Mais faire tonner la voix des droits de l’homme c’est aussi alors réparer les offenses fondamentalistes pour ne pas laisser l’impunité s’installer lorsque ces derniers portent atteinte à l’intégrité des personnes, d’une société. Cependant la tâche est grande car il est difficile d’identifier des organisations aux contours souvent flous.

Enfin, certains mouvements fondamentalistes tentent non seulement d’investir la sphère politique qui n’est nullement de leur ressort, mais ils le font avec des moyens foncièrement illégitimes. Dans la mesure où les fondamentalismes religieux remettent directement en cause nombre de principes défendus par les droits de l’homme, il revient à la communauté internationale de promouvoir, sans relâche, ces derniers.

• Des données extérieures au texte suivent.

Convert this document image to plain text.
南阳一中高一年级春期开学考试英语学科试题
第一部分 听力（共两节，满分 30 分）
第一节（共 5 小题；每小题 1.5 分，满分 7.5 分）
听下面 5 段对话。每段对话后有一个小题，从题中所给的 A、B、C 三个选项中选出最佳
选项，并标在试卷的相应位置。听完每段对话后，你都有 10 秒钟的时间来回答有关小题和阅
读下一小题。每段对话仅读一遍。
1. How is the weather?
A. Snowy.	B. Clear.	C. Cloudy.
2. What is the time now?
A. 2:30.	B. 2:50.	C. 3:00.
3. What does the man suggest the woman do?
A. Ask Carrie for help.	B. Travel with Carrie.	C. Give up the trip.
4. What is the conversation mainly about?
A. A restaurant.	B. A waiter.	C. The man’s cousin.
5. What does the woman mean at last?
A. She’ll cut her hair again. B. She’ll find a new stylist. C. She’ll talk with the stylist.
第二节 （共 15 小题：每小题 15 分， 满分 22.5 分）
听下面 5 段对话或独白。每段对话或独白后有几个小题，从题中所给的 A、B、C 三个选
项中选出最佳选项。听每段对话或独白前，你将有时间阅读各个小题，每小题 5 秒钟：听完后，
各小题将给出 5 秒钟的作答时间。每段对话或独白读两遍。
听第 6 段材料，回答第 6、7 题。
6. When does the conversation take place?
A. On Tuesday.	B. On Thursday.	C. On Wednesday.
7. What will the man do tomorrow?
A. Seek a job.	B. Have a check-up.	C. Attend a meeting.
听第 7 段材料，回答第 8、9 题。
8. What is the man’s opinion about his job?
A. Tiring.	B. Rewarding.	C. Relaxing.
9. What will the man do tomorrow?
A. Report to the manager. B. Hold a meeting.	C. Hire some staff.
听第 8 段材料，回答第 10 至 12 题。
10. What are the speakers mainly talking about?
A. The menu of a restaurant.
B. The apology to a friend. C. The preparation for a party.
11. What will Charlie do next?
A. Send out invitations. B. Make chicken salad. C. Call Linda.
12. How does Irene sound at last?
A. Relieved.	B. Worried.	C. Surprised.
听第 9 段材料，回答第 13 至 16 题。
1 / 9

Etant au fondement de tout projet de société juste et durable, et indispensables au pacifisme et à la crédibilité des relations internationales, les droits de l’homme représentent un instrument primordial et efficace de la lutte contre l’expansion des fondamentalismes au sein de l’Europe.

Contrairement aux discours fondamentalistes, le corpus des droits de l’homme promeut la tolérance et le respect de la diversité des cultures et des religions, ainsi que la laïcité : du fait de leur universalité essentielle, les droits de l’homme représentent une réponse appropriée à l’ensemble des mouvements fondamentalistes, malgré la diversité et l’hétérogénéité de ces derniers. Dans la mesure où la promotion des droits de l’homme vise le caractère intolérant et dangereux de ces mouvements, elle évite tout amalgame entre les communautés dont sont issus leurs membres et entre leurs diverses revendications.

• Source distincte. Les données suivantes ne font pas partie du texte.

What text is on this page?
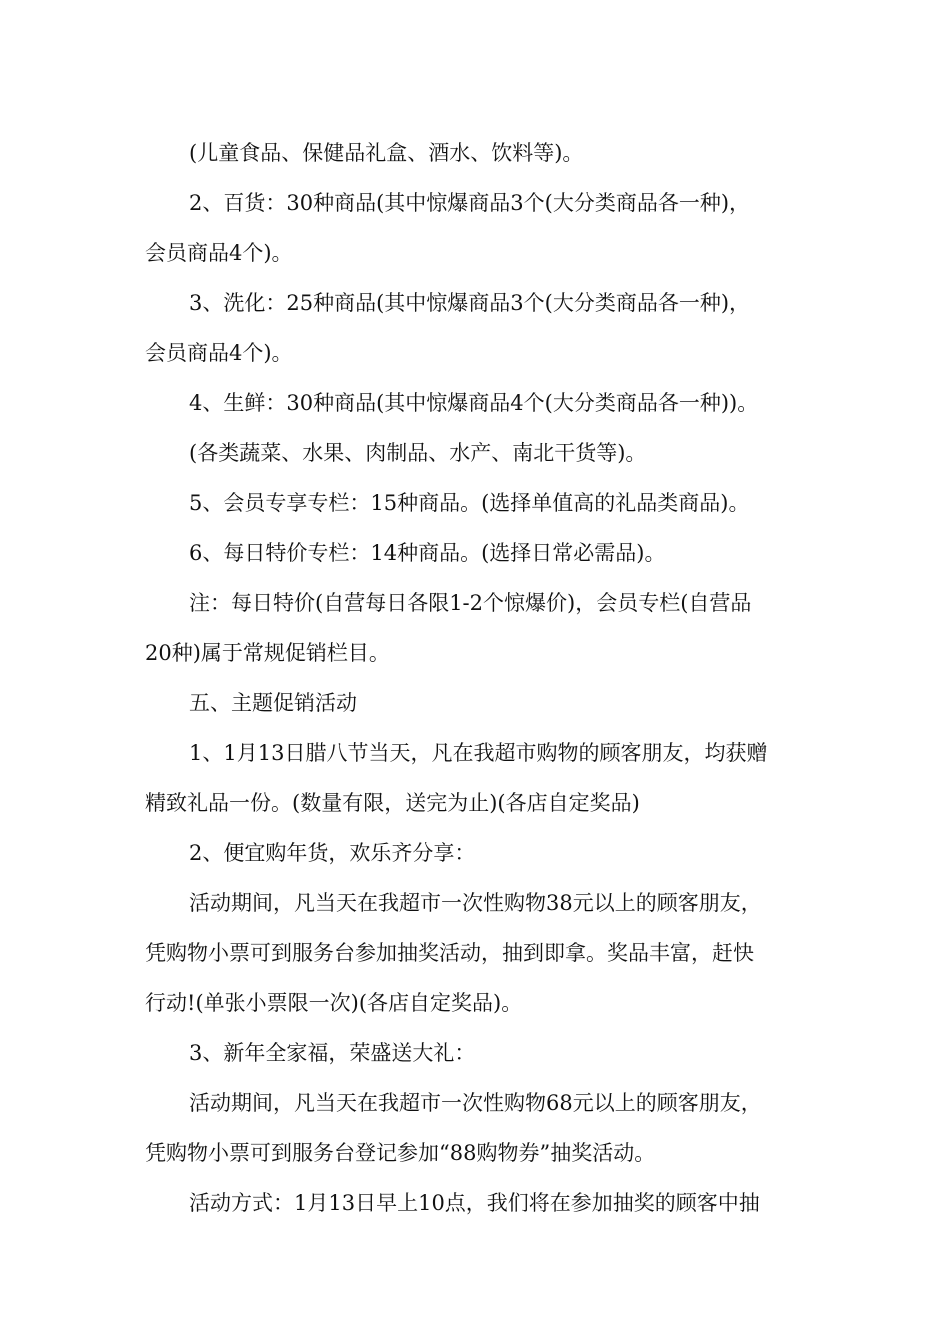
(儿童食品、保健品礼盒、酒水、饮料等)。
2、百货：30种商品(其中惊爆商品3个(大分类商品各一种)，
会员商品4个)。
3、洗化：25种商品(其中惊爆商品3个(大分类商品各一种)，
会员商品4个)。
4、生鲜：30种商品(其中惊爆商品4个(大分类商品各一种))。
(各类蔬菜、水果、肉制品、水产、南北干货等)。
5、会员专享专栏：15种商品。(选择单值高的礼品类商品)。
6、每日特价专栏：14种商品。(选择日常必需品)。
注：每日特价(自营每日各限1-2个惊爆价)，会员专栏(自营品
20种)属于常规促销栏目。
五、主题促销活动
1、1月13日腊八节当天，凡在我超市购物的顾客朋友，均获赠
精致礼品一份。(数量有限，送完为止)(各店自定奖品)
2、便宜购年货，欢乐齐分享：
活动期间，凡当天在我超市一次性购物38元以上的顾客朋友，
凭购物小票可到服务台参加抽奖活动，抽到即拿。奖品丰富，赶快
行动!(单张小票限一次)(各店自定奖品)。
3、新年全家福，荣盛送大礼：
活动期间，凡当天在我超市一次性购物68元以上的顾客朋友，
凭购物小票可到服务台登记参加“88购物券”抽奖活动。
活动方式：1月13日早上10点，我们将在参加抽奖的顾客中抽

En outre, l’engouement pour des mouvements fondamentalistes s’explique en grande partie par le caractère propice du terrain : déséquilibre social, corruption, inégalités sociales, discrédit des autorités, tensions au sein de la population, stigmatisation de certaines minorités ethniques et/ou religieuses, etc. Dans un tel contexte, promouvoir les droits de l’homme c’est donc intervenir en amont du phénomène fondamentaliste, remédier aux maux dont il est issu et prévenir ainsi son émergence et son expansion. En cela il s’agit de comprendre les causes du phénomène pour mieux l’appréhender ; comprendre que le succès populaire de ces mouvements découle souvent de facteurs autres qu’idéologiques. Parce que les fondamentalistes se nourriraient de la « déshérence [spirituelle] multiforme » et seule la laïcité républicaine peut nous préserver à la fois de la « déshumanisation mercantiliste » et de la « guerre des dieux » (1), la vigilance est de mise.

Répondre par la protection et la promotion des droits de l’homme aux offenses fondamentalistes, c’est aussi sortir du cercle vicieux de la défiance réciproque, de la fatalité et de la psychose, ne pas réagir par la peur à la peur. Il s’agit de montrer qu’il existe des moyens légitimes et puissants pour endiguer ce phénomène, ne pas se laisser entraîner dans un affrontement entre cultures et religions. Mais aussi de rappeler aux religions que la modernité et la sécularisation de la société n’est pas une menace à leur vitalité.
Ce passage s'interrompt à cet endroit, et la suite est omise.